Taban Deng Gai is closely connected to the family of Riek Machar, being the latter's brother-in-law as well as the cousin of Machar's wife Angelina Teny. In course of the Second Sudanese Civil War, he served as administrator of the refugee camp of Itang, as head of the SPLA's relief wing in Nasir, and as Machar's quartermaster. When Machar's loyalists split from the SPLA (Mainstream) and formed the SPLA-Nasir, Deng acted as the main intermediary between the latter and the Sudanese government. SPLA-Nasir eventually came to a tenative agreement with the Sudanese government, and its political wing took part in southern Sudanese politics. Deng was consequently elected governor of Unity State, resulting in tensions between Machar and another local pro-government militia leader, Paulino Matip Nhial, which escalated in violence from 1998 to 1999. He was the governor of Unity State from 1997 to 1999, and Deputy Minister of Roads and Bridges from 1999 to 2000.

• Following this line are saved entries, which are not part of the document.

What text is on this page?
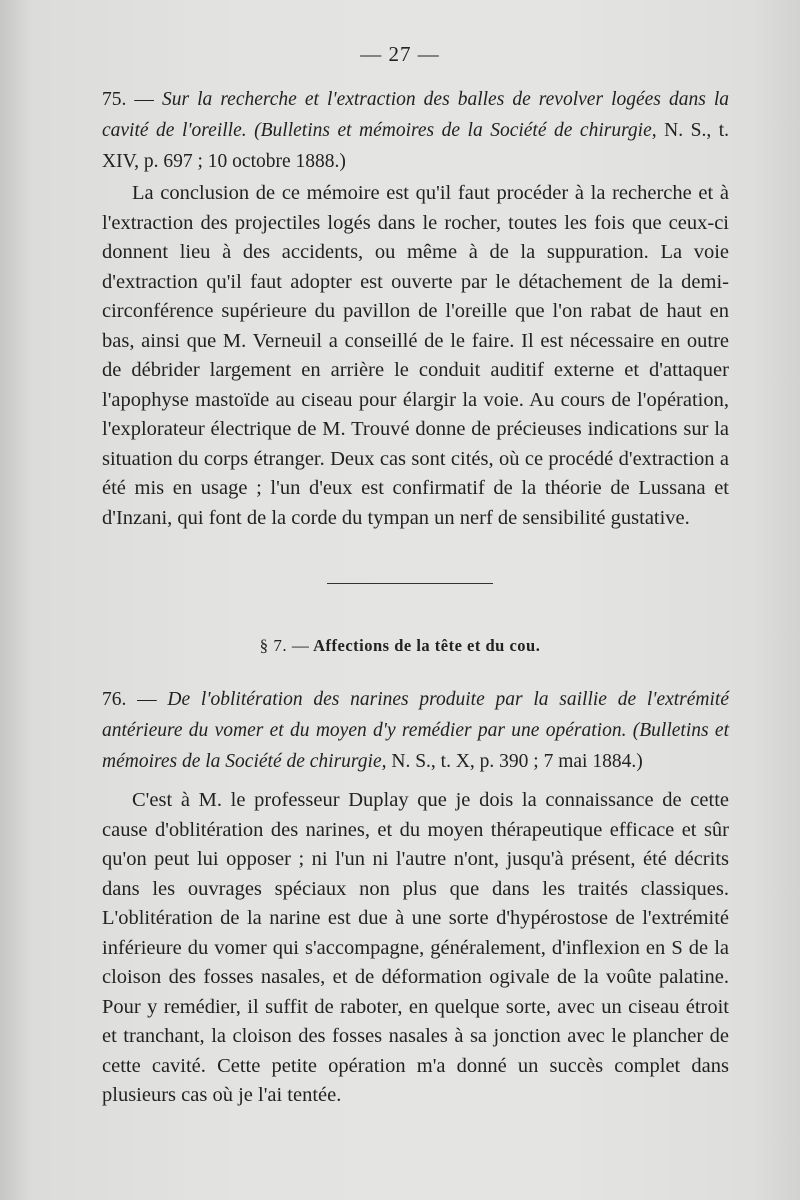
— 27 —
75. — Sur la recherche et l'extraction des balles de revolver logées dans la cavité de l'oreille. (Bulletins et mémoires de la Société de chirurgie, N. S., t. XIV, p. 697 ; 10 octobre 1888.)
La conclusion de ce mémoire est qu'il faut procéder à la recherche et à l'extraction des projectiles logés dans le rocher, toutes les fois que ceux-ci donnent lieu à des accidents, ou même à de la suppuration. La voie d'extraction qu'il faut adopter est ouverte par le détachement de la demi-circonférence supérieure du pavillon de l'oreille que l'on rabat de haut en bas, ainsi que M. Verneuil a conseillé de le faire. Il est nécessaire en outre de débrider largement en arrière le conduit auditif externe et d'attaquer l'apophyse mastoïde au ciseau pour élargir la voie. Au cours de l'opération, l'explorateur électrique de M. Trouvé donne de précieuses indications sur la situation du corps étranger. Deux cas sont cités, où ce procédé d'extraction a été mis en usage ; l'un d'eux est confirmatif de la théorie de Lussana et d'Inzani, qui font de la corde du tympan un nerf de sensibilité gustative.
§ 7. — Affections de la tête et du cou.
76. — De l'oblitération des narines produite par la saillie de l'extrémité antérieure du vomer et du moyen d'y remédier par une opération. (Bulletins et mémoires de la Société de chirurgie, N. S., t. X, p. 390 ; 7 mai 1884.)
C'est à M. le professeur Duplay que je dois la connaissance de cette cause d'oblitération des narines, et du moyen thérapeutique efficace et sûr qu'on peut lui opposer ; ni l'un ni l'autre n'ont, jusqu'à présent, été décrits dans les ouvrages spéciaux non plus que dans les traités classiques. L'oblitération de la narine est due à une sorte d'hypérostose de l'extrémité inférieure du vomer qui s'accompagne, généralement, d'inflexion en S de la cloison des fosses nasales, et de déformation ogivale de la voûte palatine. Pour y remédier, il suffit de raboter, en quelque sorte, avec un ciseau étroit et tranchant, la cloison des fosses nasales à sa jonction avec le plancher de cette cavité. Cette petite opération m'a donné un succès complet dans plusieurs cas où je l'ai tentée.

He again served as governor of Unity State from 30 September 2005. In the April 2010 elections the state electoral body announced that Taban Deng Gai won by 137,662 votes, beating his cousin and runner-up Angelina Teny who won 63,561 votes. The results were heavily disputed, with Teny accusing Deng of having used militants to intimidate her supporters. The election contributed to the estrangement of Deng from Teny, and, by extension, from Machar. When the South Sudanese Civil War broke out, Deng initially joined the SPLM-IO rebels of Riek Machar, and became the latter's second-in-command. Deng eventually became the rebel chief negotiator with the South Sudanese government under President Salva Kiir Mayardit. In August 2015, the SPLM-IO and the government agreed to a power-sharing deal which left Deng deeply dissatisfied, as he was supposed to be appointed mining minister instead of petroleum minister, as he had wished. He consequently began to secretly collude with Kiir's forces. Although the SPLM/A-IO military intelligence discovered his activities, the rebel leadership refused to believe the intelligence. In April 2016, he resigned as rebel chief negotiator, claiming that had to fully devote himself to his new position as mining minister. Instead, Deng fully defected to the government after the Battle of Juba in July 2016, and officially replaced Machar as First Vice President. A substantial number of insurgents followed him, and became known as the Juba faction of the SPLM/A-IO. They subsequently began to fight alongside the government force against Machar's loyalists, resulting in Deng being regarded as "traitor" by other rebels.

He joined again the rulling party in May 2018.

As part of the overall agreements to end the civil war, several new cabinet positions were created in 2020. Taban Deng Gai was appointed "Third Vice President of South Sudan". In this position, he has been mainly concerned with infrastructure projects. By 2022, he oversaw the construction of a new highway linking South Sudan and Ethiopia.

==Sanctions==
In January 2020, The U.S. Treasury Department sanctioned Deng "for his involvement in serious human rights abuse, including the disappearance and deaths of civilians." Deng has however refuted the allegations that he is involved in any human rights abuse in South Sudan, describing himself as a "man of peace."